IBM: warum kauft Buffett so ein überschuldetes Unternehmen?

12. July 2013 -   -  Stefan Mohr

Buffett liebt, wie nahezu jeder Value Investor, Unternehmen mit einer geringen Verschuldung. Eine hohe Verschuldung vermindert einfach die Fähigkeit, schwierige Zeiten zu überstehen. Und das ist nicht akzeptabel. Da kann ein Unternehmen noch so gut sein, was bringt das, wenn es die nächste Krise nicht übersteht?

Umso mehr könnte man sich fragen, warum denn Berkshire Hathaway seit 2011 IBM-Anteile gekauft hat und mittlerweile 6% des Unternehmens besitzt. Denn IBM ist überraschenderweise so ein überschuldetes Unternehmen, wenn man sich einige Kennzahlen anschaut!

Werfen wir einen kurzen Blick auf die Bilanz (zum Jahresende 2012):

  • Eigenkapital: 19,0 Mrd. $
  • Finanzverschuldung: 33,3 Mrd $
  • Bilanzsumme: 119,2 Mrd $

Das ergibt also folgende Kennzahlen:

  • Eigenkapitalquote: 15,9%
  • Gearing (Finanzschulden/Eigenkapital): 1,8

Das sieht nicht wirklich schön aus oder? Man könnte jetzt argumentieren, dass IBM auch noch Cash besitzt. Zieht man diesen von der Finanzverschuldung ab, bleiben 22,9 Mrd $ Netto-Finanzverschuldung. Außerdem verdient IBM jedes Jahr rund 15 Mrd $, Tendenz steigend. Damit sollte es möglich sein, die Verbindlichkeiten zu bedienen. Aber trotzdem: sollte es für ein so profitables Unternehmen wie IBM nicht möglich sein, ohne Finanzschulden auszukommen? Ist das nicht ein unnötiges Risiko? Spricht das nicht für schlechtes Management? Warum kauft Buffett so ein Unternehmen?

weniger dramatisch als es scheint…

Ist das ganze so bedenklich? Schauen wir etwas detaillierter in die Bilanz. Wofür werden denn die ganzen Schulden gebraucht, welche Vermögenswerte finanziert man damit?
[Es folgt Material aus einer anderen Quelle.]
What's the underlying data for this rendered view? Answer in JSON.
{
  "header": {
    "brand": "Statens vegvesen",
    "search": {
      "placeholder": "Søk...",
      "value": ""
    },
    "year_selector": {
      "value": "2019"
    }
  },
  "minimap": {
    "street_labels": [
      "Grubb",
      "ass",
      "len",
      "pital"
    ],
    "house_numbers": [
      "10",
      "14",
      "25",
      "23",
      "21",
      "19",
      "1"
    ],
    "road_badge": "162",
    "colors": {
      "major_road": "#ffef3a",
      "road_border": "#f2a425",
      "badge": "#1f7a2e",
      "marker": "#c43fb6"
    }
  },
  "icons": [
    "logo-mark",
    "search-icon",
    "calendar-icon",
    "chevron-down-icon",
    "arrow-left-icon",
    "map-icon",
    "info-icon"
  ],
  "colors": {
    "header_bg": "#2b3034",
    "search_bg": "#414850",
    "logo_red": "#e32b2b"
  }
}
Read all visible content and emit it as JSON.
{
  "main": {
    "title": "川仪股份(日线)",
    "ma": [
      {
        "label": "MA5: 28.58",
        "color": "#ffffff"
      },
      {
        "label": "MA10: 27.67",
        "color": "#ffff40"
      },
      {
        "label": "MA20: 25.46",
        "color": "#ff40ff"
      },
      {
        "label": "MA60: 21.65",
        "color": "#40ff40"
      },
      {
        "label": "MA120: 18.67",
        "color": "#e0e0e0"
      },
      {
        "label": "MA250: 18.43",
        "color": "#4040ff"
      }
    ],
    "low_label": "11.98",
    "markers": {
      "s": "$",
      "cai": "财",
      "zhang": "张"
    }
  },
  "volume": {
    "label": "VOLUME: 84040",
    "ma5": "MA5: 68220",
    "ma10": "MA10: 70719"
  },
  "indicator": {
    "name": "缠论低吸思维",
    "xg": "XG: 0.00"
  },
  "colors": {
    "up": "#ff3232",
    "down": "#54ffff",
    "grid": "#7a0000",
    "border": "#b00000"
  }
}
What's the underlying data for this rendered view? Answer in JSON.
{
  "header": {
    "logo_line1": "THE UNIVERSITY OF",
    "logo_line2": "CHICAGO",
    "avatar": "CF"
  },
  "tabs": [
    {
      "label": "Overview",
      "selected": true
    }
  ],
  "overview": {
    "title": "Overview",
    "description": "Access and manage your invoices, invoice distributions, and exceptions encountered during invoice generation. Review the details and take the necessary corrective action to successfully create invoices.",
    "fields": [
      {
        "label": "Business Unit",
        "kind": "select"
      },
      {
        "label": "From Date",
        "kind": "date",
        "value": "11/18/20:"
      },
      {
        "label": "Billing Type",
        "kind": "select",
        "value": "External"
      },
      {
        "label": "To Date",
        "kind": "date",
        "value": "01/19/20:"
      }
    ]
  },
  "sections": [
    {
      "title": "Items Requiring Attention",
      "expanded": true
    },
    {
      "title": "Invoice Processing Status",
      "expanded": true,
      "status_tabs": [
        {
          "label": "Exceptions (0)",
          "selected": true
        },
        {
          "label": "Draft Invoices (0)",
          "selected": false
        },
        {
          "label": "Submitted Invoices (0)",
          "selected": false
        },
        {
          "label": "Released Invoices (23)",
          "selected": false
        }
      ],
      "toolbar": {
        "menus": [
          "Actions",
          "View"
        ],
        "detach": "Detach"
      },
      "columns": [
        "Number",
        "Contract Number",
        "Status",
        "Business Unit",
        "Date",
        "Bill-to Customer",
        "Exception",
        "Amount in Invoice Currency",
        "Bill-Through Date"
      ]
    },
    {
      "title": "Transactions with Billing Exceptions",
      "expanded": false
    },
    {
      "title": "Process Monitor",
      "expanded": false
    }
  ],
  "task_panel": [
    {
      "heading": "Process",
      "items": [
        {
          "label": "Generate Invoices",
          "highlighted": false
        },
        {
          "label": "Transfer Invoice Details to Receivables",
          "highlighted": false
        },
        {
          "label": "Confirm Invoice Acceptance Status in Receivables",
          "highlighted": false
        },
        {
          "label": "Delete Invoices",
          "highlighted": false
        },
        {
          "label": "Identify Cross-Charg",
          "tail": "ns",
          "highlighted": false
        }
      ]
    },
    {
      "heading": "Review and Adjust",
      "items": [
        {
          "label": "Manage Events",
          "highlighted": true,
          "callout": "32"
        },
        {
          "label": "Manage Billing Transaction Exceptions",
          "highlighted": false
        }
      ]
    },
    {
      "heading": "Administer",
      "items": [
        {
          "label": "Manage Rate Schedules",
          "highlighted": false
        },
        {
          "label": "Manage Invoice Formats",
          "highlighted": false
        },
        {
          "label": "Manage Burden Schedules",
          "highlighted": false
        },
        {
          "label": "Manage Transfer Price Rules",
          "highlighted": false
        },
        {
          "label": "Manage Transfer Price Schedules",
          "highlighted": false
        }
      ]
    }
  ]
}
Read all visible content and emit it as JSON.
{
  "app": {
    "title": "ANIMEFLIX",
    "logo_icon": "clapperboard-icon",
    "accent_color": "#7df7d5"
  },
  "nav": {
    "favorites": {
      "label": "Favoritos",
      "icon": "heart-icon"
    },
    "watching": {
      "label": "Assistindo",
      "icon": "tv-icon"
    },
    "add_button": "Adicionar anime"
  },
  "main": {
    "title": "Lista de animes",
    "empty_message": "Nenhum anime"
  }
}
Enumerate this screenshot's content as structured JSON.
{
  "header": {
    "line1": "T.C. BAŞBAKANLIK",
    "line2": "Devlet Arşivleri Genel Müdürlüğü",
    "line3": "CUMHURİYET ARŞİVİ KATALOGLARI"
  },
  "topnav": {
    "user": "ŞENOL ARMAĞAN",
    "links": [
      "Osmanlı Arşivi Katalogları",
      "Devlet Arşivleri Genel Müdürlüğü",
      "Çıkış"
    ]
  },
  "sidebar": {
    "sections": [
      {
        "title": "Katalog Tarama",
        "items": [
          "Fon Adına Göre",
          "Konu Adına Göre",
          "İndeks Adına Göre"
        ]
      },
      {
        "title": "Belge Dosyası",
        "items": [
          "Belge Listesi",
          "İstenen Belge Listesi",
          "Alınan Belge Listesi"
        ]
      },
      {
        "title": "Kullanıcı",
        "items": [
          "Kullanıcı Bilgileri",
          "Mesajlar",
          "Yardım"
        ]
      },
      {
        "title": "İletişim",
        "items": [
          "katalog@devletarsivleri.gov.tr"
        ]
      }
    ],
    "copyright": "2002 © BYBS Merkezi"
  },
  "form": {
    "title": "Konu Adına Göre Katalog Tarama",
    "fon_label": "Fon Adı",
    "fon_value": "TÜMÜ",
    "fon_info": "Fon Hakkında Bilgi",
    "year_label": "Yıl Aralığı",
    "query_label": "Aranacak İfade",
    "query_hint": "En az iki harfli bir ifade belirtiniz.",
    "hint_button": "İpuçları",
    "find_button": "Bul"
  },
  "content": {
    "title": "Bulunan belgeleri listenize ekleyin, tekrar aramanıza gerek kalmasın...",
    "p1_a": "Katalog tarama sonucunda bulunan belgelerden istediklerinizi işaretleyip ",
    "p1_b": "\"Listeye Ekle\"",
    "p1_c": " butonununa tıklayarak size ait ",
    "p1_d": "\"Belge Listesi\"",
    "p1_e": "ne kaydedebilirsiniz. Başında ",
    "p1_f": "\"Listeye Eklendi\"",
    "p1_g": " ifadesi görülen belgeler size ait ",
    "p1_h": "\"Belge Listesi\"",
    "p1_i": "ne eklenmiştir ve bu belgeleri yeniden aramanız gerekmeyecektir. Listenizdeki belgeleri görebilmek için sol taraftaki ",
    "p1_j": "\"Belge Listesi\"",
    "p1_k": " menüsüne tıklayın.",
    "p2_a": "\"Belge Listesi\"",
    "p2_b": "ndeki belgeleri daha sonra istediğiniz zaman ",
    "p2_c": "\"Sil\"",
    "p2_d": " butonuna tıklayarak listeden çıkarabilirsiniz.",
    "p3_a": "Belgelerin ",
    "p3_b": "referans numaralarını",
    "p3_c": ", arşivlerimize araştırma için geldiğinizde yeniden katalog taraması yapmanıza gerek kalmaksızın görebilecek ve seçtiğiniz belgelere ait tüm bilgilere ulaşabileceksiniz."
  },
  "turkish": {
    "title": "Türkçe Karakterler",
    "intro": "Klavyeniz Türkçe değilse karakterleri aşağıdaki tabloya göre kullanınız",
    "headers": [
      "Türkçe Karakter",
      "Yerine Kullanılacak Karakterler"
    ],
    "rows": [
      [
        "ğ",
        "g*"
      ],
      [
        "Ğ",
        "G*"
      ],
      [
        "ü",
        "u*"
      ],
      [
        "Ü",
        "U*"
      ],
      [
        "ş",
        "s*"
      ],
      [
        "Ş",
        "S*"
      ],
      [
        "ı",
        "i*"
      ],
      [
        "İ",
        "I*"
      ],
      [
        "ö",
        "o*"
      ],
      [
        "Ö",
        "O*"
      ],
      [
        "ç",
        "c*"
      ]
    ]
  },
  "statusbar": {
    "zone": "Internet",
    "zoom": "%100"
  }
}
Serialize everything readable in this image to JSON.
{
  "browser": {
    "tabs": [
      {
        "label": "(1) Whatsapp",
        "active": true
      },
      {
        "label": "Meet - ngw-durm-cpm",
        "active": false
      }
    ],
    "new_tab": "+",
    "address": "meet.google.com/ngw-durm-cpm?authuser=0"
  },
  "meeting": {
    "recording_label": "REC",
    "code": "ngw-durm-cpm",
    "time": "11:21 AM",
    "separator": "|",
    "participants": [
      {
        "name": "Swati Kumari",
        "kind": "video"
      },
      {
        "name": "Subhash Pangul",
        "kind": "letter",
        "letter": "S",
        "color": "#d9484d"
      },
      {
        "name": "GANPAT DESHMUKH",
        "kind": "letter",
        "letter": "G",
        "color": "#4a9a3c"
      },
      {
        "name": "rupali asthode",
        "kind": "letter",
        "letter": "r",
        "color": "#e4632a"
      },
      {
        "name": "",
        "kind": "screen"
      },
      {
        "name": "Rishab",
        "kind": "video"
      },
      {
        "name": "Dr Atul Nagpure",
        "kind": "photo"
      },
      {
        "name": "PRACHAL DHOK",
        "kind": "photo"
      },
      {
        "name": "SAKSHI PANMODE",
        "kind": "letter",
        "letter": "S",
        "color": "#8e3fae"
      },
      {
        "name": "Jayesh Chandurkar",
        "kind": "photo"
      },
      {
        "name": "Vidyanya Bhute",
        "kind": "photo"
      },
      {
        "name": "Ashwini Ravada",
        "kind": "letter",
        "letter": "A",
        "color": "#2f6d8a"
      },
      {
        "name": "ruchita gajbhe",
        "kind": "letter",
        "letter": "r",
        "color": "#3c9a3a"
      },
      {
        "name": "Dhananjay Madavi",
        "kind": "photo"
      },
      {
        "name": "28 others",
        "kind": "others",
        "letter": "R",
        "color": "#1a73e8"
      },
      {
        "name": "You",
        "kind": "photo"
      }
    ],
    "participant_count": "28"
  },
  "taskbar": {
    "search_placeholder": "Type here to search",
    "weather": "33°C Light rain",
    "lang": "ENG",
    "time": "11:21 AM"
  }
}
Da fallen mir sofort folgender Posten in der Bilanz auf:

  • Short Term Financing Receivables: 18,0 Mrd. $
  • Long Term Financing Receivables: 12,8 Mrd. $

Was steckt hinter diesen insgesamt 30,8 Mrd. $ Financing Receivables? Dahinter verbergen sich Forderungen aus Leasingvereinbaungen und vereinbarten Finanzierungen mit Kunden. IBM bietet seinen Kunden also vielfältige Finanzierungslösungen für seine Produkte an. Ein Teil der Umsätze wird also nicht direkt vereinnahmt, sondern erst im Verlaufe einiger Jahre, dafür aber zzgl. Zinsen. Was liegt näher, als diese nach hinten verschobenen aber relativ sicheren Zahlungseingänge über Kredite zu finanzieren? Man könnte auch sagen, IBM nimmt Kredite auf um diese an die Kunden zur Finanzierung weiterzureichen…

Wir haben also 30,8 Mrd. $ Finance Receivables die zum Teil (22,9 Mrd. $ Netto-Finanzverschuldung) durch Kredite finanziert sind. Eine durchaus übliche und sinnvolle Vorgehensweise übrigens.

Fazit

IBM scheint auf den ersten Blick hoch verschuldet zu sein. Eine Einschätzung, die sich auf den zweiten Blick relativiert, da die Finanzverschuldung nur genutzt wird, um Finanzierungsmöglichkeiten für Kunden anbieten zu können.

Es zeigt sich mal wieder, dass ein bloßes Ausrechnen von Kennzahlen leicht dazu führen kann, dass man die falschen Schlüsse zieht. Es gibt kein Standardschema, mit dem man eine Bilanz analysieren kann. Eine Ergründung der Zusammenhänge und Hintergründe ist dagegen absolut wichtig, um die Zahlen einschätzen zu können.